NPR posted an even grimmer report, based on information from an activist within Palmyra, who said the amphitheater and Tetrapylon have been “almost completely demolished.”

“The face of the Roman theater is a pile of rubble and only four of the Tetrapylon’s 16 columns appear to be standing,” said NPR reporter Alison Meuse.

When the Islamic State first seized Palmyra, it used “dynamite, fire, bulldozers and pickaxes” to ravage the UNESCO World Heritage Site, as NPR recalls. Their stated reason for these depredations is that they think pre-Islamic artwork is sacrilege, although they also like to sell captured artifacts for cash.

The UK Guardian recalls the destruction of the 2,000-year-old Temple of Bel and the Arch of Victory during the previous occupation, along with the savage beheading of 81-year-old archaeologist Khaled al-Assad, the city’s Director-General for Antiquities. The Islamic State held Assad captive for a month, grilling him for the location of valuable antiques, before murdering him in the street before dozens of witness, and putting his corpse on display as a warning to other Syrian regime loyalists.

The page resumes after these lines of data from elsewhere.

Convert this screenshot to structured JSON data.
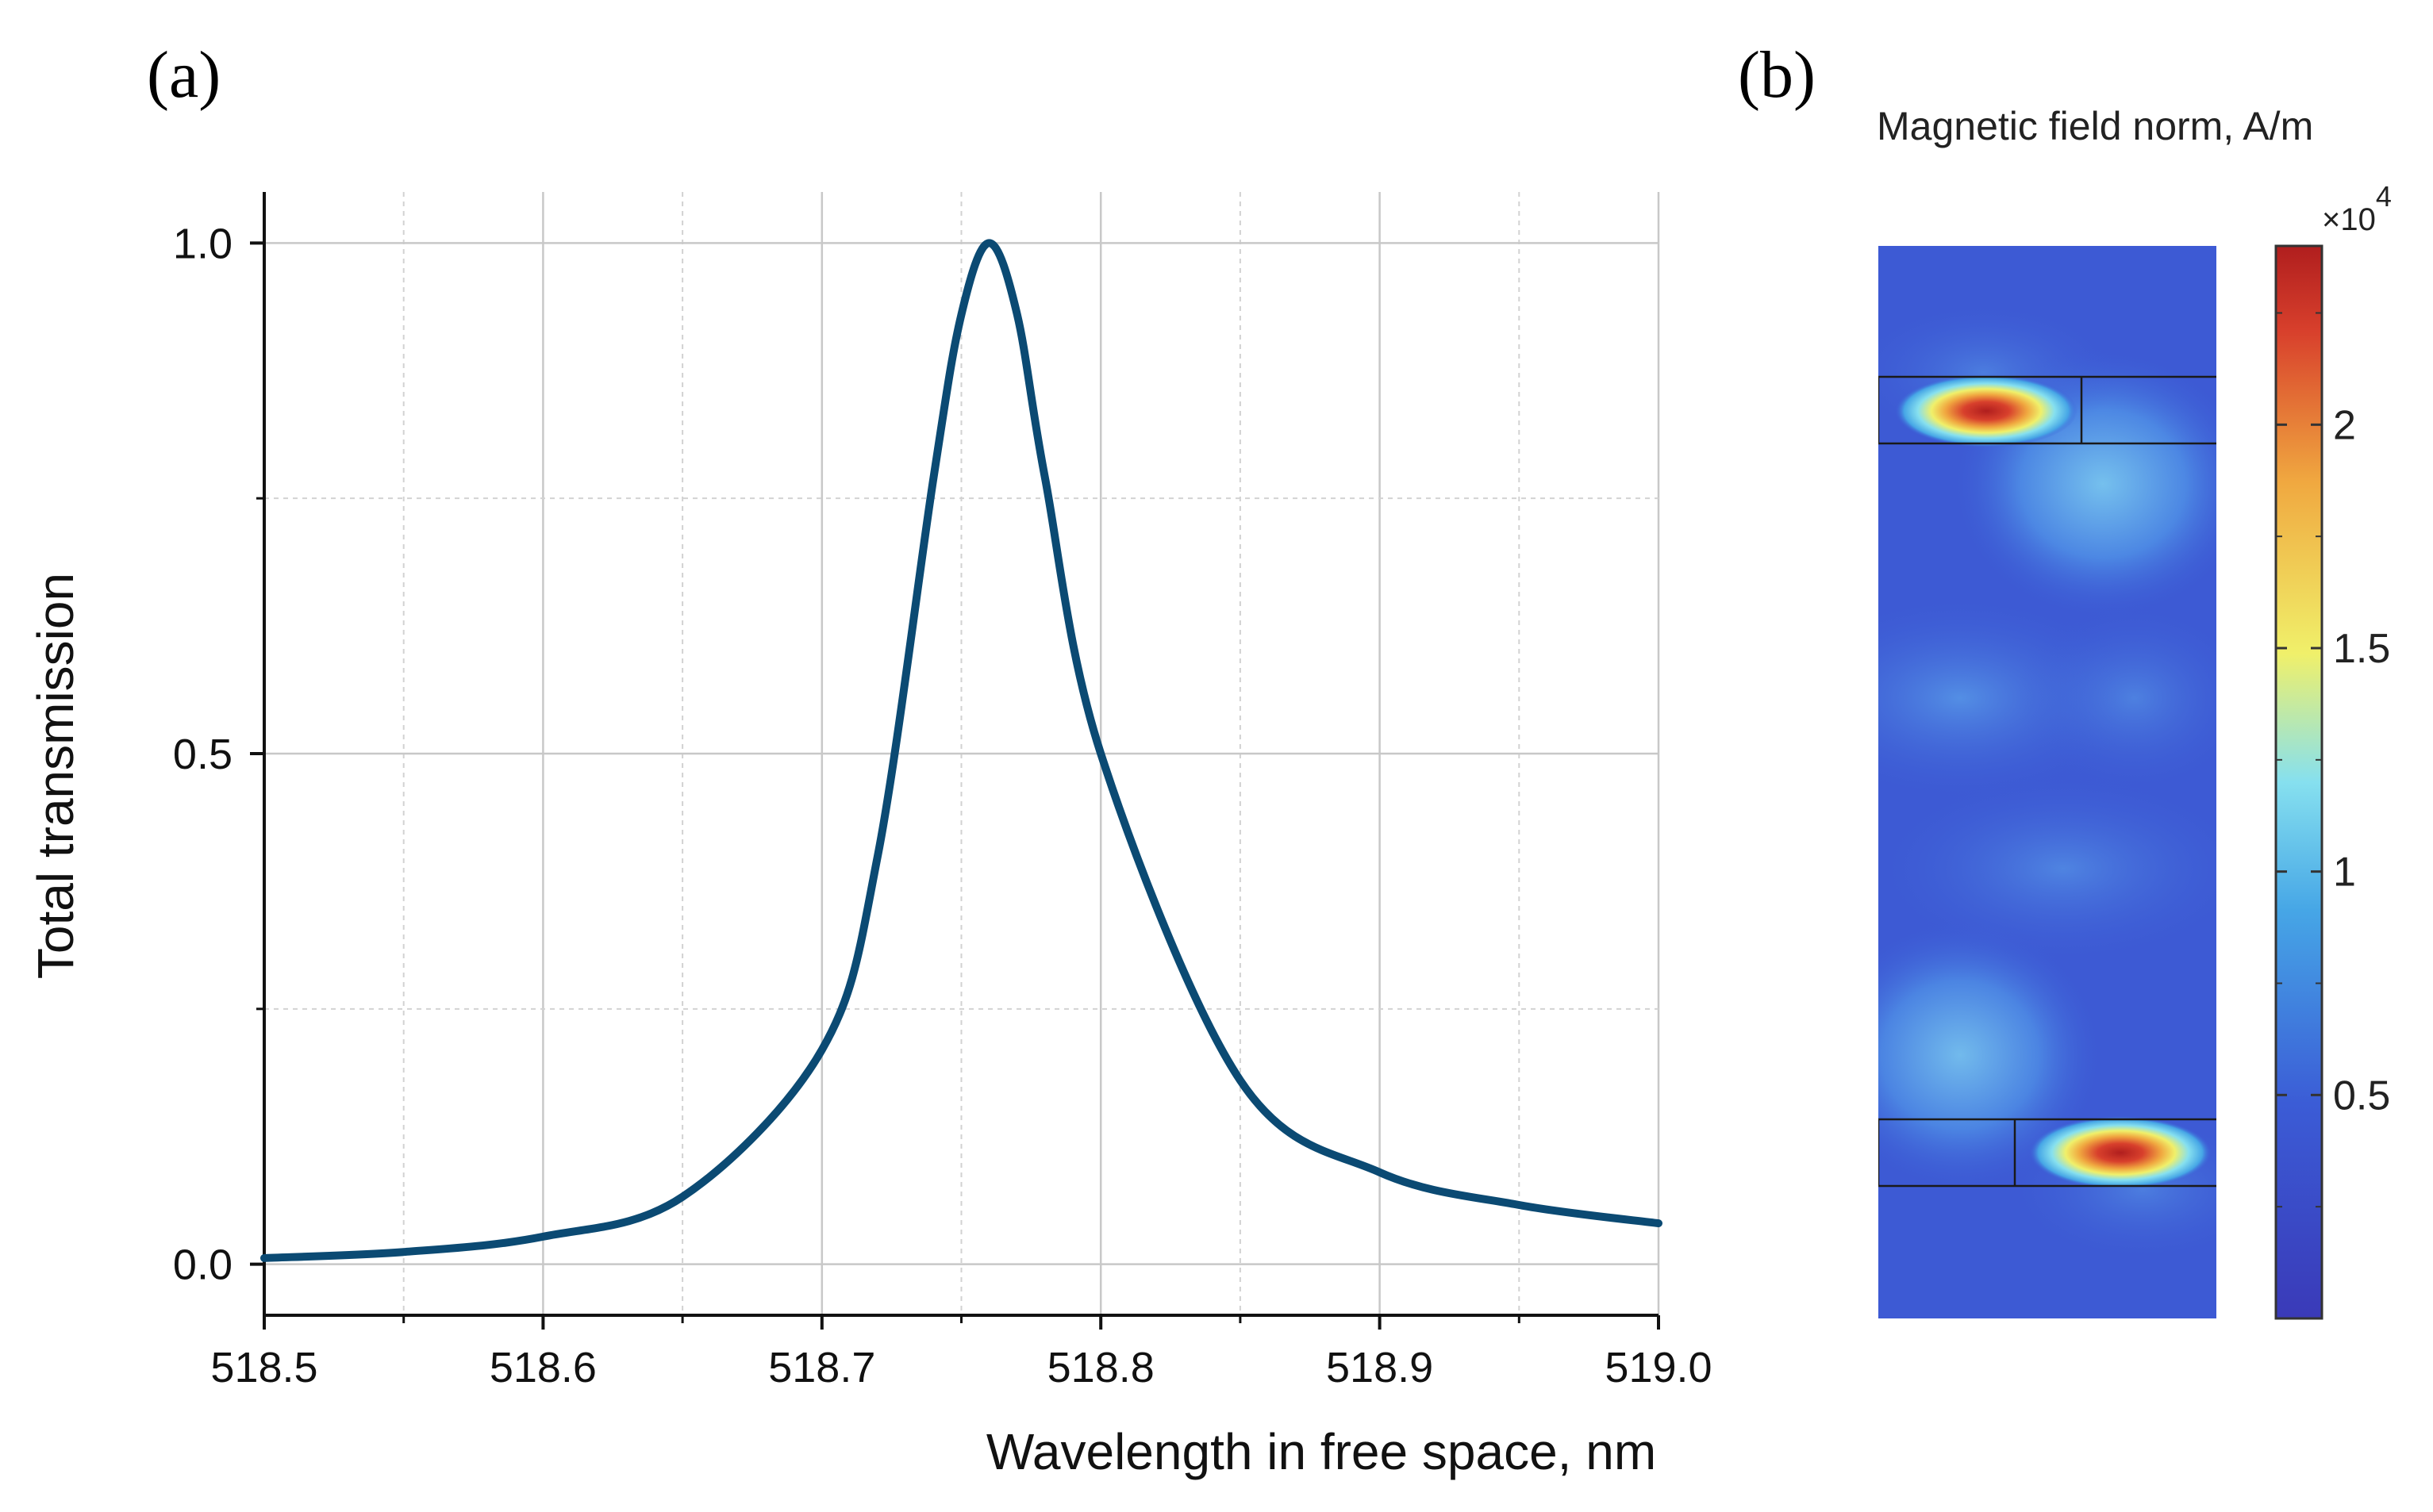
{
  "panels": {
    "a_label": "(a)",
    "b_label": "(b)"
  },
  "chart_data": {
    "type": "line",
    "title": "",
    "xlabel": "Wavelength in free space, nm",
    "ylabel": "Total transmission",
    "xlim": [
      518.5,
      519.0
    ],
    "ylim": [
      -0.05,
      1.05
    ],
    "x_ticks": [
      518.5,
      518.6,
      518.7,
      518.8,
      518.9,
      519.0
    ],
    "x_tick_labels": [
      "518.5",
      "518.6",
      "518.7",
      "518.8",
      "518.9",
      "519.0"
    ],
    "y_ticks": [
      0.0,
      0.5,
      1.0
    ],
    "y_tick_labels": [
      "0.0",
      "0.5",
      "1.0"
    ],
    "grid": true,
    "series": [
      {
        "name": "Total transmission",
        "color": "#0b4a73",
        "x": [
          518.5,
          518.55,
          518.6,
          518.65,
          518.7,
          518.72,
          518.74,
          518.75,
          518.76,
          518.77,
          518.78,
          518.8,
          518.85,
          518.9,
          518.95,
          519.0
        ],
        "y": [
          0.006,
          0.012,
          0.027,
          0.066,
          0.21,
          0.4,
          0.77,
          0.93,
          1.0,
          0.93,
          0.77,
          0.5,
          0.18,
          0.09,
          0.058,
          0.04
        ]
      }
    ]
  },
  "field_map": {
    "title": "Magnetic field norm, A/m",
    "colorbar_multiplier": "×10",
    "colorbar_exponent": "4",
    "colorbar_ticks": [
      "0.5",
      "1",
      "1.5",
      "2"
    ],
    "colorbar_tick_values": [
      0.5,
      1.0,
      1.5,
      2.0
    ],
    "colorbar_range": [
      0.0,
      2.4
    ],
    "colormap": [
      "#3a3ab8",
      "#3b5cd6",
      "#46a6e6",
      "#86e0ef",
      "#f0f06a",
      "#f0a840",
      "#d8402c",
      "#b01e1e"
    ]
  }
}
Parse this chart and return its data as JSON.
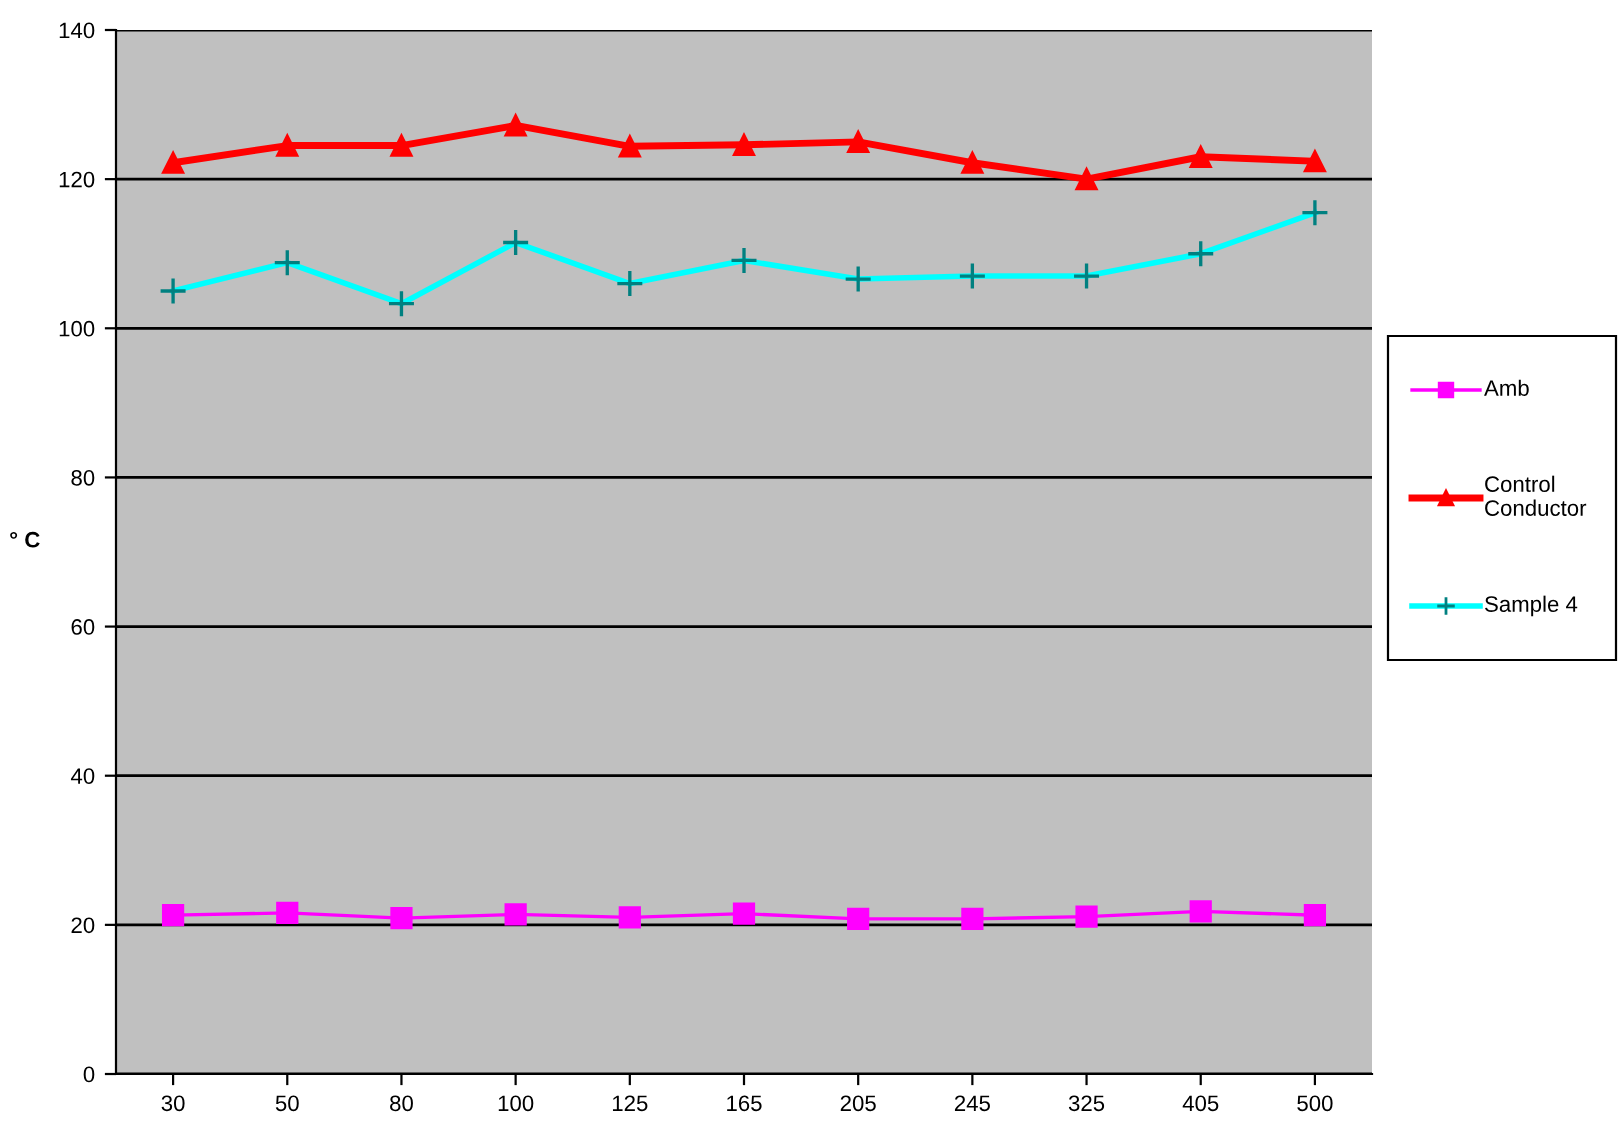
{
  "chart_data": {
    "type": "line",
    "ylabel": "° C",
    "categories": [
      "30",
      "50",
      "80",
      "100",
      "125",
      "165",
      "205",
      "245",
      "325",
      "405",
      "500"
    ],
    "series": [
      {
        "name": "Amb",
        "color": "#ff00ff",
        "marker": "square",
        "values": [
          21.3,
          21.6,
          20.9,
          21.4,
          21.0,
          21.5,
          20.8,
          20.8,
          21.1,
          21.8,
          21.3
        ]
      },
      {
        "name": "Control Conductor",
        "color": "#ff0000",
        "marker": "triangle",
        "values": [
          122.2,
          124.5,
          124.5,
          127.2,
          124.4,
          124.6,
          125.0,
          122.2,
          120.0,
          123.0,
          122.4
        ]
      },
      {
        "name": "Sample 4",
        "color": "#00ffff",
        "marker": "cross",
        "values": [
          105.0,
          108.8,
          103.3,
          111.5,
          106.0,
          109.1,
          106.6,
          107.0,
          107.0,
          110.0,
          115.5
        ]
      }
    ],
    "ylim": [
      0,
      140
    ],
    "yticks": [
      0,
      20,
      40,
      60,
      80,
      100,
      120,
      140
    ],
    "grid": "y",
    "legend": "right",
    "line_style": "solid"
  }
}
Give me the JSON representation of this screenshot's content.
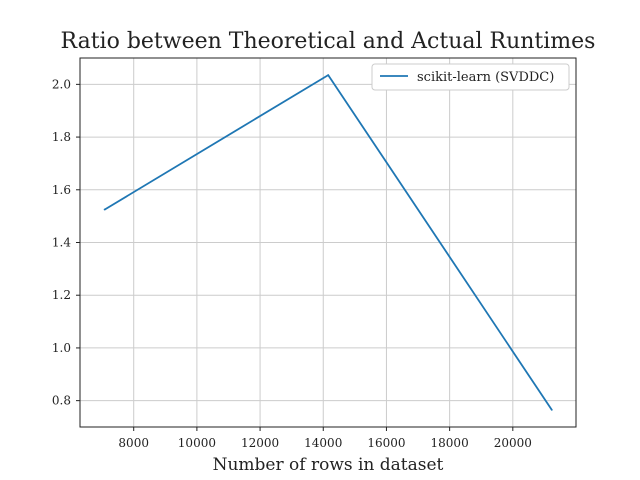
{
  "chart_data": {
    "type": "line",
    "title": "Ratio between Theoretical and Actual Runtimes",
    "xlabel": "Number of rows in dataset",
    "ylabel": "",
    "xlim": [
      6300,
      22000
    ],
    "ylim": [
      0.7,
      2.1
    ],
    "xticks": [
      8000,
      10000,
      12000,
      14000,
      16000,
      18000,
      20000
    ],
    "xtick_labels": [
      "8000",
      "10000",
      "12000",
      "14000",
      "16000",
      "18000",
      "20000"
    ],
    "yticks": [
      0.8,
      1.0,
      1.2,
      1.4,
      1.6,
      1.8,
      2.0
    ],
    "ytick_labels": [
      "0.8",
      "1.0",
      "1.2",
      "1.4",
      "1.6",
      "1.8",
      "2.0"
    ],
    "grid": true,
    "legend_position": "top-right",
    "series": [
      {
        "name": "scikit-learn (SVDDC)",
        "color": "#1f77b4",
        "x": [
          7078,
          14156,
          21234
        ],
        "y": [
          1.525,
          2.035,
          0.765
        ]
      }
    ]
  }
}
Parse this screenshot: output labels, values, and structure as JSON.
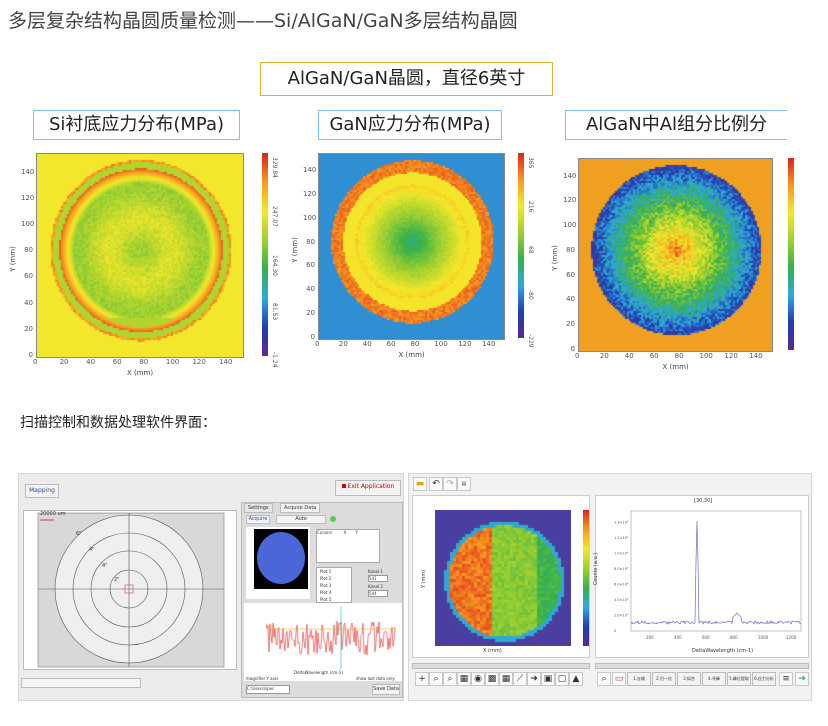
{
  "title": "多层复杂结构晶圆质量检测——Si/AlGaN/GaN多层结构晶圆",
  "wafer_label": "AlGaN/GaN晶圆，直径6英寸",
  "maps": [
    {
      "label": "Si衬底应力分布(MPa)",
      "xlabel": "X (mm)",
      "ylabel": "Y (mm)",
      "xticks": [
        "0",
        "20",
        "40",
        "60",
        "80",
        "100",
        "120",
        "140"
      ],
      "yticks": [
        "0",
        "20",
        "40",
        "60",
        "80",
        "100",
        "120",
        "140"
      ],
      "colorbar": [
        "-1.24",
        "81.53",
        "164.30",
        "247.07",
        "329.84"
      ],
      "background": "#f2e72a"
    },
    {
      "label": "GaN应力分布(MPa)",
      "xlabel": "X (mm)",
      "ylabel": "Y (mm)",
      "xticks": [
        "0",
        "20",
        "40",
        "60",
        "80",
        "100",
        "120",
        "140"
      ],
      "yticks": [
        "0",
        "20",
        "40",
        "60",
        "80",
        "100",
        "120",
        "140"
      ],
      "colorbar": [
        "-229",
        "-80",
        "68",
        "216",
        "365"
      ],
      "background": "#2f8fd2"
    },
    {
      "label": "AlGaN中Al组分比例分",
      "xlabel": "X (mm)",
      "ylabel": "Y (mm)",
      "xticks": [
        "0",
        "20",
        "40",
        "60",
        "80",
        "100",
        "120",
        "140"
      ],
      "yticks": [
        "0",
        "20",
        "40",
        "60",
        "80",
        "100",
        "120",
        "140"
      ],
      "colorbar": [],
      "background": "#f0a020"
    }
  ],
  "software_caption": "扫描控制和数据处理软件界面：",
  "sw_left": {
    "mapping_button": "Mapping",
    "exit_button": "Exit Application",
    "tabs": [
      "Settings",
      "Acquire Data"
    ],
    "acquire_button": "Acquire",
    "mode_select": "Auto",
    "scale_label": "20000 um",
    "ring_labels": [
      "6\"",
      "4\"",
      "4\"",
      "2\""
    ],
    "cursor_header": [
      "Cursors",
      "X",
      "Y"
    ],
    "plots": [
      "Plot 1",
      "Plot 2",
      "Plot 3",
      "Plot 4",
      "Plot 5"
    ],
    "cursor_labels": [
      "Kanal 1",
      "Kanal 2"
    ],
    "cursor_values": [
      "541",
      "544"
    ],
    "spectrum_xlabel": "DeltaWavelength (cm-1)",
    "spectrum_ylabel": "Counts (a.u.)",
    "magnifier": "magnifier Y axis",
    "show_last": "show last data only",
    "path": "C:\\Users\\spec",
    "save_button": "Save Data"
  },
  "sw_right": {
    "spectrum_title": "[30,30]",
    "map_xlabel": "X (mm)",
    "map_ylabel": "Y (mm)",
    "map_ticks": [
      "0",
      "10",
      "20",
      "30",
      "40",
      "50",
      "60"
    ],
    "spectrum_xlabel": "DeltaWavelength (cm-1)",
    "spectrum_ylabel": "Counts (a.u.)",
    "spectrum_xticks": [
      "200",
      "400",
      "600",
      "800",
      "1000",
      "1200"
    ],
    "spectrum_yticks": [
      "0",
      "2.0×10³",
      "4.0×10³",
      "6.0×10³",
      "8.0×10³",
      "1.0×10⁴",
      "1.2×10⁴",
      "1.4×10⁴"
    ],
    "buttons": [
      "1.去噪",
      "2.归一化",
      "3.拟合",
      "4.寻峰",
      "5.峰位提取",
      "6.应力分析"
    ]
  }
}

ISIS was ejected from Syria last March, only to return in December with a horde of some 4,000 fighters. There was some global media anguish during their original reign of terror, but national antiquities director Maamoun Abdulkarim, a personal friend of the murdered Palmyra director, lamented the weak response to the new acts of Islamic State vandalism.

“This is a horror film and we will see more of it, as long as the city is under their control it will remain a hostage,” said Abdulkarim, as quoted by the Guardian. “This is a scandal. Palmyra is occupied and there is no outrage from the international community. We are trying to protect a civilisation. It’s beyond political considerations. There needs to be international solidarity.”

UNESCO Director General Irina Bokova did respond to the latest demolitions, calling them “a new war crime and an immense loss for the Syrian people and for humanity.”

“This new blow against cultural heritage… shows that cultural cleansing led by violent extremists is seeking to destroy both human lives and historical monuments in order to deprive the Syrian people of its past and its future,” Bokova said.

The Roman theater ISIS just trashed was the scene of a concert performed by Russian President Vladimir Putin’s friend, cellist Sergei Roldugin, during what turned out to be the city’s brief respite from ISIS control. Roldugin’s concert was meant to send a message. The Islamic State is sending a message of its own with dynamite.

The New York Times quotes an estimate from the Syrian Observatory for Human Rights in London that the demolition of the Palmyra sites happened on or around January 11. The Observatory hopefully adds that the destruction “could have been a demonstration of force before the militant group, which is under siege in Iraq and in Syria, retreats from the city.”